Когда Судоплатова привели в его кабинет, который, конечно же, прослушивался, оба ничем не выдали, что знают друг друга. Подполковник подтвердил, что ходатайство отклонено, но сказал, что подследственный может ознакомиться с инструкцией об условиях содержания подследственных в тюрьме, прежде чем писать официальную жалобу. Павел уловил в этой фразе особый смысл фразе смысл. На столе рядом с инструкцией лежало приложение, в котором было как раз то, что его интересовало — Указ Президиума Верховного Совета СССР от 30 апреля 1956 года об отмене особого порядка закрытого судебного разбирательства по делам о государственной измене без участия защиты.
Тем не менее его официальное заявление о предоставлении адвоката проигнорировали, скорее всего, по распоряжению «инстанций», то есть самого Хрущева, который к этому времени стал главой и партии, и правительства. Павел решил выждать время и повторить требование о защитнике уже в ходе самого судебного разбирательства.
Тридцать три — таким было число его заявлений, направленных Хрущеву, Руденко, секретарю Президиума Верховного Совета СССР Гор-кину, Серову, ставшему председателем КГБ, и другим с требованием предоставить защитника и протестом по поводу грубых фальсификаций, содержащихся в выдвинутых против Судоплатова обвинениях. Ни на одно из них он не получил ответа.
Обычно, когда следствие на высшем уровне по особо важным делам завершалось, дело незамедлительно передавалось в Верховный суд. По истечении недели или, в крайнем случае, месяца Павел должен был получить уведомление о том, когда состоится слушание дела. Но прошло три месяца — и ни слова. И только осенью 1958 года его официально известили, что дело будет рассматриваться Военной коллегией Верховного суда 12 сентября без участия прокурора и защиты.
Судоплатова перевели во внутреннюю тюрьму Лубянки, а затем в Лефортово. Через много лет он узнал, что генерал-майор Борисоглебский, председатель Военной коллегии, трижды отсылал его дело в Генеральную прокуратуру для проведения дополнительного расследования. И трижды оно возвращалось с отказом.

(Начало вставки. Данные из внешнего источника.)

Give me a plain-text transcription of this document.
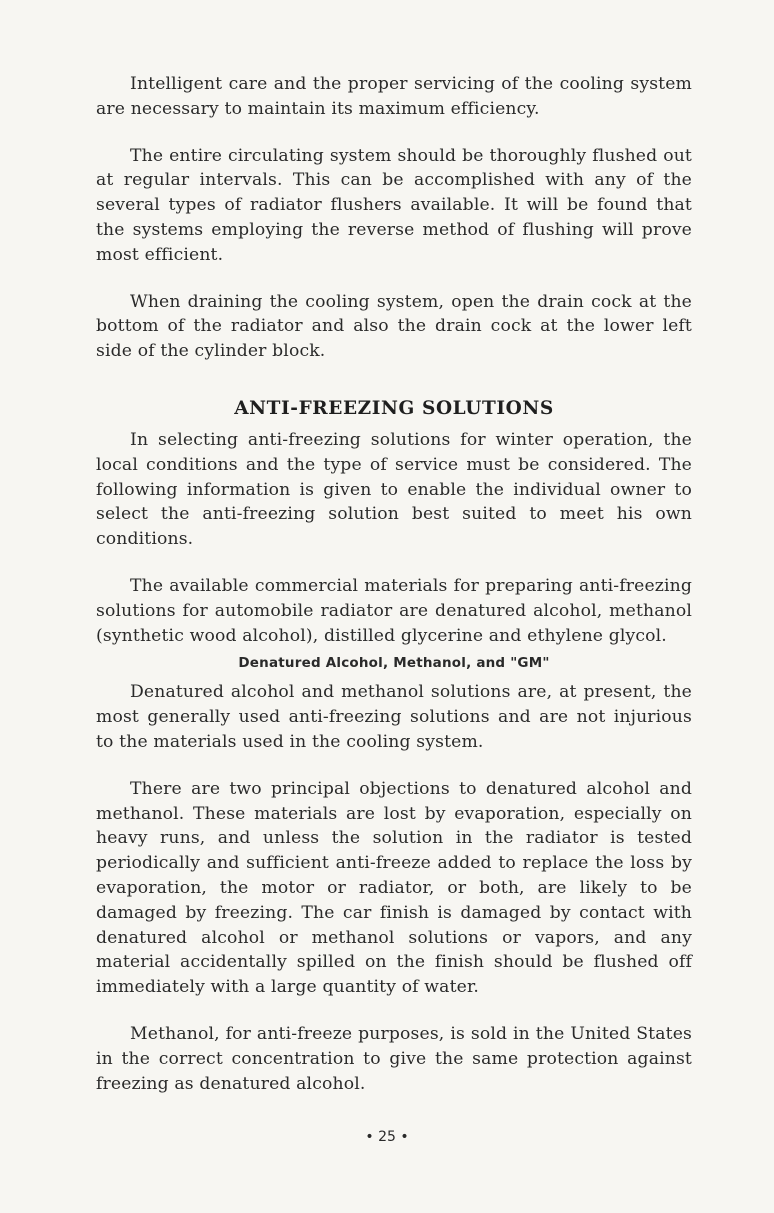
Intelligent care and the proper servicing of the cooling system are necessary to maintain its maximum efficiency.

The entire circulating system should be thoroughly flushed out at regular intervals. This can be accomplished with any of the several types of radiator flushers available. It will be found that the systems employing the reverse method of flushing will prove most efficient.

When draining the cooling system, open the drain cock at the bottom of the radiator and also the drain cock at the lower left side of the cylinder block.

ANTI-FREEZING SOLUTIONS

In selecting anti-freezing solutions for winter operation, the local conditions and the type of service must be considered. The following information is given to enable the individual owner to select the anti-freezing solution best suited to meet his own conditions.

The available commercial materials for preparing anti-freezing solutions for automobile radiator are denatured alcohol, methanol (synthetic wood alcohol), distilled glycerine and ethylene glycol.

Denatured Alcohol, Methanol, and "GM"

Denatured alcohol and methanol solutions are, at present, the most generally used anti-freezing solutions and are not injurious to the materials used in the cooling system.

There are two principal objections to denatured alcohol and methanol. These materials are lost by evaporation, especially on heavy runs, and unless the solution in the radiator is tested periodically and sufficient anti-freeze added to replace the loss by evaporation, the motor or radiator, or both, are likely to be damaged by freezing. The car finish is damaged by contact with denatured alcohol or methanol solutions or vapors, and any material accidentally spilled on the finish should be flushed off immediately with a large quantity of water.

Methanol, for anti-freeze purposes, is sold in the United States in the correct concentration to give the same protection against freezing as denatured alcohol.

• 25 •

В здание Верховного суда на улице Воровского Павла привезли в тюремной машине. На нем не было наручников, и конвоирам КГБ, которые его сопровождали, приказали ждать в приёмной заместителя председателя Военной коллегии, то есть за пределами зала судебных заседаний.
Им не разрешили войти в зал вопреки общепринятой процедуре. Судоплатов был в гражданском. Комната, куда вошёл, совсем не напоминала зал для проведения судебных процессов. Это был хорошо обставленный просторный кабинет с письменным столом в углу и вторым длинным у окон, предназначенным для совещаний, во главе которого сидел генерал-майор Костромин, представившийся заместителем председателя Военной коллегии. Другими судьями были полковник юстиции Романов и вице-адмирал Симонов. В кабинете присутствовали также два секретаря — оба офицеры.
Судоплатову предложили занять место в торце длинного стола, на другом конце расположился состав суда.
Заседание открыл Костромин, объявив имена и фамилии судей и осведомившись, не будет ли у подсудимого возражений и отводов по составу. Павел ответил, что возражений и отводов не имеет, но заявляет протест по поводу самого закрытого заседания и грубого нарушения его конституционных прав на предоставление защиты.
— Закон прямо запрещает закрытые заседания без участия защитника по уголовным делам, где в соответствии с Уголовным кодексом речь может идти о применении высшей меры наказания — смертной казни, а из-за серьезной болезни, которую перенёс, я не могу квалифицированно осуществлять свою собственную защиту в судебном заседании, — встав, заявил Судоплатов.
Костромин остолбенел от этого заявления, судьи встревоженно посмотрели на председателя, особенно обеспокоенным казался адмирал. Костромин объявил, что суд удаляется на совещание для рассмотрения ходатайства, и возмущенно заметил, что у подсудимого нет никакого права оспаривать процессуальную форму слушания дела. И тут же попросил секретаря проводить того в приёмную.
Судьи совещались примерно час, и за это время Павлу неожиданно удалось увидеть тех, кто должен был выступить против него в качестве свидетелей. Первым из таких в приёмной появился академик Муромцев, заведовавший ранее спецлабораторией НКВД-МГБ, где испытывали бактериологические средства на приговоренных к смерти вплоть до 1950 года. Судоплатов едва знал академика и никогда с ним не работал, за исключением того, что посылал ему разведывательные материалы, полученные из Израиля по последним разработкам в области бактериологического оружия.
Другим свидетелем был Майрановский. Бледный и испуганный, он появился в приёмной в сопровождении конвоя. На нем был поношенный костюм — сразу было видно, доставили прямо из тюрьмы. Павлу стало ясно, что работа токсикологической «Лаборатории-Х» будет одним из главных пунктов обвинения в его деле.